John Rooney, MD, hospitalist medical director at Banner Gateway Medical Center in Gilbert, Ariz., agrees. “We find that as far as patient throughput is concerned, we are able to get them in and get them out quicker” than if patients were on a subspecialty service, he notes. The hospitalists at his hospital are “pretty much the admitters for everybody,” including dialysis patients. “We are here, and it’s a saying around here that discharge planning begins when you hit the bed.”
Starting end-of-life discussions
Dr. Bankston points to another advantage of hospitalist admission: Because end-stage renal disease is commonly accompanied by cardiovascular disease, hospitalists often play an important role as an intermediary between consulting nephrologists and cardiologists. “Sometimes, the job of the hospitalist is making sure that the nephrologist and the cardiologist are talking to each other when they adjust all the diuretics,” she says.

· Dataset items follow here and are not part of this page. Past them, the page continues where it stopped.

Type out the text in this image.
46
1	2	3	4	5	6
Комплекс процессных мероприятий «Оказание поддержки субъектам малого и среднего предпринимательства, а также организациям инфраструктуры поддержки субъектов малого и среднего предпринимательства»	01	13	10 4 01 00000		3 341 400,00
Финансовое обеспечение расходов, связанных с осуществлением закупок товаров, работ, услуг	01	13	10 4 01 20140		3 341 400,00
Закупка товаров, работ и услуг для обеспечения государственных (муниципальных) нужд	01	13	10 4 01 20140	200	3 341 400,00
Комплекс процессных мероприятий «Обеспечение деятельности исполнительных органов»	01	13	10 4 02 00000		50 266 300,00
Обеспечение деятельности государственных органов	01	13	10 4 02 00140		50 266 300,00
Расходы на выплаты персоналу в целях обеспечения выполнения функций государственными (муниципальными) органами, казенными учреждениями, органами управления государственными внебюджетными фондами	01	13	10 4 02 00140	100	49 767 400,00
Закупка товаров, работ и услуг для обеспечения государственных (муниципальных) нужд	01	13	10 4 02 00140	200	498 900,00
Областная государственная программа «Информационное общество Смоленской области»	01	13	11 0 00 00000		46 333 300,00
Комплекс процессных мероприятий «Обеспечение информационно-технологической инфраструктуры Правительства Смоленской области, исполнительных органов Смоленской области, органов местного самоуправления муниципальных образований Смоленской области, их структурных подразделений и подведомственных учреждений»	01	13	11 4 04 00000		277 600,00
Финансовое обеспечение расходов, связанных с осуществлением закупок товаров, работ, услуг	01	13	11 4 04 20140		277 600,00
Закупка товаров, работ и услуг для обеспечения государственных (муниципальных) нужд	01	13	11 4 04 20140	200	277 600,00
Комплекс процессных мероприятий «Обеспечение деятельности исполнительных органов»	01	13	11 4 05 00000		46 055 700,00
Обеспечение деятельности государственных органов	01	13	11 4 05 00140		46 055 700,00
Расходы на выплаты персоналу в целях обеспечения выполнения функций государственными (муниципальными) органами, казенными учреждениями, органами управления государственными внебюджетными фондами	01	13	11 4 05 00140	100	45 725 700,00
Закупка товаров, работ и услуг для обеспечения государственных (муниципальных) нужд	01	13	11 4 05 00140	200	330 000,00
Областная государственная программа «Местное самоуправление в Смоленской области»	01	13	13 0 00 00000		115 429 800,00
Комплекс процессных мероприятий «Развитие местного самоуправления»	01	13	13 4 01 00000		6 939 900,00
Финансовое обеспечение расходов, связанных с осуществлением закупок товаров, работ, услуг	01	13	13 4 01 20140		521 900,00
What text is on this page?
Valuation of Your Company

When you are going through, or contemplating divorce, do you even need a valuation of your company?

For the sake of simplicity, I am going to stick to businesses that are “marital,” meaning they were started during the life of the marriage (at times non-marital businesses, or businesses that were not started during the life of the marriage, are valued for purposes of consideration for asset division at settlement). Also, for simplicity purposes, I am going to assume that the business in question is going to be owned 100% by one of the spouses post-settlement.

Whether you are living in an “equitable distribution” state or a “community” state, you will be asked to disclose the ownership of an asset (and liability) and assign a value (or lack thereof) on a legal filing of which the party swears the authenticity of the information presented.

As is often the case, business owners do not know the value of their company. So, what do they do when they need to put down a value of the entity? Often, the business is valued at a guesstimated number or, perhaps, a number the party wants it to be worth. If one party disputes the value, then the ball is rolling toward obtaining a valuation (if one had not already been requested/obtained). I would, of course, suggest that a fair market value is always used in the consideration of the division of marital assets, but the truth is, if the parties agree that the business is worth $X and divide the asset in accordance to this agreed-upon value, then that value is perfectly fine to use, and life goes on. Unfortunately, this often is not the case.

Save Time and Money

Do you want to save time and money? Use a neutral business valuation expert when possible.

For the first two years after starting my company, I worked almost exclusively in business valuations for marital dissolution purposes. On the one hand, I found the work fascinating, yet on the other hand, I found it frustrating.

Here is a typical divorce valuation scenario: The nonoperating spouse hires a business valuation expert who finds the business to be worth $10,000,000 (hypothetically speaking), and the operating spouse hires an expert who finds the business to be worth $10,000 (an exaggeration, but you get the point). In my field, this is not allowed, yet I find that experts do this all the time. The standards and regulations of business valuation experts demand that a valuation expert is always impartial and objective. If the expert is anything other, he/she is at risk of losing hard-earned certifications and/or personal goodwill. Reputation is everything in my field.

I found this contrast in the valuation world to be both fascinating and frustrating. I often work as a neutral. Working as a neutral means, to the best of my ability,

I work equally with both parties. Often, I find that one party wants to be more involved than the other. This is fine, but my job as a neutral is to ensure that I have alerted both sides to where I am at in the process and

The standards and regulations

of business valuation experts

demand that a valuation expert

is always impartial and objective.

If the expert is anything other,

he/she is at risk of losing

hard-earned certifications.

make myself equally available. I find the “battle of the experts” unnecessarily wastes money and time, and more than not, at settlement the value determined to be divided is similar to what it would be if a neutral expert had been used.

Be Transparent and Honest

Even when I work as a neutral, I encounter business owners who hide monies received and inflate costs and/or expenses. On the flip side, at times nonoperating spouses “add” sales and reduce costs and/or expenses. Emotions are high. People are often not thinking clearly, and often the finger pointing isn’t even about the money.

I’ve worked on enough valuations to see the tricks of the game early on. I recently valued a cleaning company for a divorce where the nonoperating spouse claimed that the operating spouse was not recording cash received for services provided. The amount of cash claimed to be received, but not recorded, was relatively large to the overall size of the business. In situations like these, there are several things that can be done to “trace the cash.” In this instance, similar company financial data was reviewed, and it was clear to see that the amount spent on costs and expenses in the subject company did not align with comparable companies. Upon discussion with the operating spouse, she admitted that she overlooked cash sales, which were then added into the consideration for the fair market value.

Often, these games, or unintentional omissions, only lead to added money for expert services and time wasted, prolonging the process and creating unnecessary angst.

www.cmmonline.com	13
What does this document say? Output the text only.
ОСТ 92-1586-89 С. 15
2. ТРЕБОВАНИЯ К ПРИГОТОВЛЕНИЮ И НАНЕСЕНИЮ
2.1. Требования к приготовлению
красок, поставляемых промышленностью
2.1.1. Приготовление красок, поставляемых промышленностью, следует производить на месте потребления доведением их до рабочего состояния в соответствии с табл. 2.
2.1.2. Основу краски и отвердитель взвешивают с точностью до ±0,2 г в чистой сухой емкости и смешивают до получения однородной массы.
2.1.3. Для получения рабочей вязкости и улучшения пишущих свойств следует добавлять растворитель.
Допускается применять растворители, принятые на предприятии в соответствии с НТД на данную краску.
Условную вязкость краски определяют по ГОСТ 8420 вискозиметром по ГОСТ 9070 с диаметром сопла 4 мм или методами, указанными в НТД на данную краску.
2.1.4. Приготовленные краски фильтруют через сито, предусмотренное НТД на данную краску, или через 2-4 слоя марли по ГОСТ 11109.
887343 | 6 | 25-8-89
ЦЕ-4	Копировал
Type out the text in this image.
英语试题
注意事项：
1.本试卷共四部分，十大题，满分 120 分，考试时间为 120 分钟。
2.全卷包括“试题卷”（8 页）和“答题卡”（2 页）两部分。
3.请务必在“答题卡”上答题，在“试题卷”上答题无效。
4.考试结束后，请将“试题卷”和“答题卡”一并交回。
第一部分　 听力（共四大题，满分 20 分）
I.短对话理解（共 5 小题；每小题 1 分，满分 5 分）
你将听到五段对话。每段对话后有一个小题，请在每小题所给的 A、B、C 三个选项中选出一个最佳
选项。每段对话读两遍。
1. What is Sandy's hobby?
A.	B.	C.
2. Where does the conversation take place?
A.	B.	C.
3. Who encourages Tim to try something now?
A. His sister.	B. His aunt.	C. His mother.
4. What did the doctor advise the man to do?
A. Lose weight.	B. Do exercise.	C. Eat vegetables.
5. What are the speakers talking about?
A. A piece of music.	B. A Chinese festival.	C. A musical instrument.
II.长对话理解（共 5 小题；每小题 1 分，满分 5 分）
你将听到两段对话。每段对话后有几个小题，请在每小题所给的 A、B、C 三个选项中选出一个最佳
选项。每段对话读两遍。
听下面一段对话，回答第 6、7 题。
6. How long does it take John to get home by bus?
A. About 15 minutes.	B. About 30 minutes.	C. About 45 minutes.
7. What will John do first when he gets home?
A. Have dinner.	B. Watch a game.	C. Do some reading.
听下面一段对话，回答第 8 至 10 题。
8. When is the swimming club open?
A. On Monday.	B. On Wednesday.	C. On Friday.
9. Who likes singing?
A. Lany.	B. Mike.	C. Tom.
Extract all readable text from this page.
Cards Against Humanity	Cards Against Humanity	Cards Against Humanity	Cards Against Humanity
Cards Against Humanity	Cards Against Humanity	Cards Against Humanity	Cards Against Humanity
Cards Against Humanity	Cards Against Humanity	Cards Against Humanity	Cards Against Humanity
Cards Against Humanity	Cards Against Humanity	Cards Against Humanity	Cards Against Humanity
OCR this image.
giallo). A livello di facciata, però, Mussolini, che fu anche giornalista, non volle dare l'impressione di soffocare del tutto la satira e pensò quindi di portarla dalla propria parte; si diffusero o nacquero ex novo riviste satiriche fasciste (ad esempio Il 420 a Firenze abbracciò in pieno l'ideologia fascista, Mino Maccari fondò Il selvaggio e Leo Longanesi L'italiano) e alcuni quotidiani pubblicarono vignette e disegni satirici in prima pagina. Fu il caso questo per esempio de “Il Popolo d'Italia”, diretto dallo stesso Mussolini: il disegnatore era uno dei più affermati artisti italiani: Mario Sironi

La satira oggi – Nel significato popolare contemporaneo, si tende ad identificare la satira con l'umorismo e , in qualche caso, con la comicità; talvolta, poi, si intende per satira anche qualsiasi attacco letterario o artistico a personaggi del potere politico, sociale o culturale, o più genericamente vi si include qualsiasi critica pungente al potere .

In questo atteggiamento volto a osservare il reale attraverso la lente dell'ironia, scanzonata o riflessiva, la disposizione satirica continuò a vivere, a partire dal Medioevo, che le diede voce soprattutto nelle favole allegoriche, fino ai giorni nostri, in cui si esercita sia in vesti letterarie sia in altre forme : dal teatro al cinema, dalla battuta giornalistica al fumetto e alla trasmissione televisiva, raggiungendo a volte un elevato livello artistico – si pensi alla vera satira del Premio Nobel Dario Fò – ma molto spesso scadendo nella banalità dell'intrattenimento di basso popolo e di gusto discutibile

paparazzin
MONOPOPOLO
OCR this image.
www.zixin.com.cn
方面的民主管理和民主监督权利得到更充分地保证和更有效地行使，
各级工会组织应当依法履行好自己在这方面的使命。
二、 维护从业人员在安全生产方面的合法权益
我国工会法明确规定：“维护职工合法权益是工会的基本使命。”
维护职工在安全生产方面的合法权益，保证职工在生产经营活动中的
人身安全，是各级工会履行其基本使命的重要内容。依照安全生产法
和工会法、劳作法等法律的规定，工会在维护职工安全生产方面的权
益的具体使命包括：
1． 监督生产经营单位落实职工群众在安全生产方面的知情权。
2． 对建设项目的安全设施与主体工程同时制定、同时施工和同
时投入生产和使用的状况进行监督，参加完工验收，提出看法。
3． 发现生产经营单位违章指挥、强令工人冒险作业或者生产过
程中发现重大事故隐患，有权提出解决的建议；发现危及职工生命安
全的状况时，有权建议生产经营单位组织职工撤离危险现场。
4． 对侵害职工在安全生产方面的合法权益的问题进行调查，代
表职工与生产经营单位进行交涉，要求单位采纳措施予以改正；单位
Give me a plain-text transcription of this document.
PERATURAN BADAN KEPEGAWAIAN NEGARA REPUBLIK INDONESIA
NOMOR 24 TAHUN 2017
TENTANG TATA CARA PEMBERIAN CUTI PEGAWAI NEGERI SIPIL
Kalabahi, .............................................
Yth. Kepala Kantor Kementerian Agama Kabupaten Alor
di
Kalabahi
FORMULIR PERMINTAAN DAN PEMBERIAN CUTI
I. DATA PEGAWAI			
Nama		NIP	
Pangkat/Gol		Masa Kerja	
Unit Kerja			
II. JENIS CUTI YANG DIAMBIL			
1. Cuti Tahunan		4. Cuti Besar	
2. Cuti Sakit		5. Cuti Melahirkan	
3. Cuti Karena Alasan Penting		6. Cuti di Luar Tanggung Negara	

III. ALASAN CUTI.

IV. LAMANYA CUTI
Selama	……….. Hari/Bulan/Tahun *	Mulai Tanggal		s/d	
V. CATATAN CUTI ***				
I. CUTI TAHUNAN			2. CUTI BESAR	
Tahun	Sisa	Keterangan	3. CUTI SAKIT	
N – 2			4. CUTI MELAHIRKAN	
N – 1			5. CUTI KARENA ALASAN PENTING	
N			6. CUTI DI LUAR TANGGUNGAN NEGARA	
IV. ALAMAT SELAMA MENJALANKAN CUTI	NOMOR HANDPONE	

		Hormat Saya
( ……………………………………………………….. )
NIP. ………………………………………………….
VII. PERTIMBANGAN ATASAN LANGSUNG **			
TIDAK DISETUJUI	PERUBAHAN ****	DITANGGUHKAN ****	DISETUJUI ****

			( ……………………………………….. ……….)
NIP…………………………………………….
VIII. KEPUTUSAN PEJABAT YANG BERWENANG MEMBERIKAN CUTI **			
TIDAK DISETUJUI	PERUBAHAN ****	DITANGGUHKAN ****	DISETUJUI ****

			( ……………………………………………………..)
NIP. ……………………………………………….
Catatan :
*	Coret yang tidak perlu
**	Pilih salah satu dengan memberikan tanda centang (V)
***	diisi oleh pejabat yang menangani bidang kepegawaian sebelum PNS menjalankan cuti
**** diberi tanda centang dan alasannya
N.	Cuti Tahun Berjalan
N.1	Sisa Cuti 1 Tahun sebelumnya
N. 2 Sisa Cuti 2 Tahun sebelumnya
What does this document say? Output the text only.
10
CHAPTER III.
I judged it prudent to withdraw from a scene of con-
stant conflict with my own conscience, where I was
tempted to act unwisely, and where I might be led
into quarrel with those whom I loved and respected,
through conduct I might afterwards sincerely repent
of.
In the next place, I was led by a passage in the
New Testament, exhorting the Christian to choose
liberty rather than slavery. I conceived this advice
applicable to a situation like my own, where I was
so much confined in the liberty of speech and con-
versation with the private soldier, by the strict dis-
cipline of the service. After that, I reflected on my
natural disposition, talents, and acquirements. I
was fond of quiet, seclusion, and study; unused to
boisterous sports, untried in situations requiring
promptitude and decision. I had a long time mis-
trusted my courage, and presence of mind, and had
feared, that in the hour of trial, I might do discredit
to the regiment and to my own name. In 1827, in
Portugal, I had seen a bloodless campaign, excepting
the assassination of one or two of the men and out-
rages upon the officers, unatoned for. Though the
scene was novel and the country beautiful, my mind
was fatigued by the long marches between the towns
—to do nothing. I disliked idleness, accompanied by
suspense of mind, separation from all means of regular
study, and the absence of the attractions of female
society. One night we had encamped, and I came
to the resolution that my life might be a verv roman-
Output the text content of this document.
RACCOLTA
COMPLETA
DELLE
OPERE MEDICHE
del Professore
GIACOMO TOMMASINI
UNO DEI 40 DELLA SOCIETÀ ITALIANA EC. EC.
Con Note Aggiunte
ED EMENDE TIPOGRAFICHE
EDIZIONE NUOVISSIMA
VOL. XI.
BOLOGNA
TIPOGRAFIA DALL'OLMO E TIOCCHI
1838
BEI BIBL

“Initially, our reaction whenever a specialty decides that we should be admitting their patients is that we feel we are being dumped on,” Dr. Bankston adds. “But I do think we have something to add for these patients.”
Not only do patients have multi-organ problems and psychosocial issues related to their chronic illness, but “frequently, you do hit that end-of-life time,” she points out. “I think it’s easier for those of us who have more of a global perspective on things to have those discussions and to coordinate discharge planning for them. That’s what’s we bring to the table.”
As an example, consider the patient that Dr. Lauter in Lancaster characterizes as “one of the most personally rewarding patient encounters” he has had during his medical career. It involved a recent dialysis patient on his service, one the local nephrology group would have admitted just a few years ago.
That patient was an 81-year-old woman with end-stage renal disease, critical aortic stenosis, heart failure and chronic GI bleeding who was being readmitted to the hospital every two to four weeks for worsening anemia, weakness and hypotension. She was in a general downward spiral and, as a hospitalist, Dr. Lauter was able to take care of her acute medical needs. But he also could talk to her about care planning and her thoughts and wishes.
“She gave it a lot of thought, and several days after admission, she decided to take the palliative care route, to stop dialysis and go into hospice for end-of-life care,” says Dr. Lauter. “I think that as hospitalists, we tend to be more big-picture thinkers than many subspecialists. We are able to look beyond the acute episode.”
Deborah Gesensway is a freelance writer who covers U.S. health care from Toronto.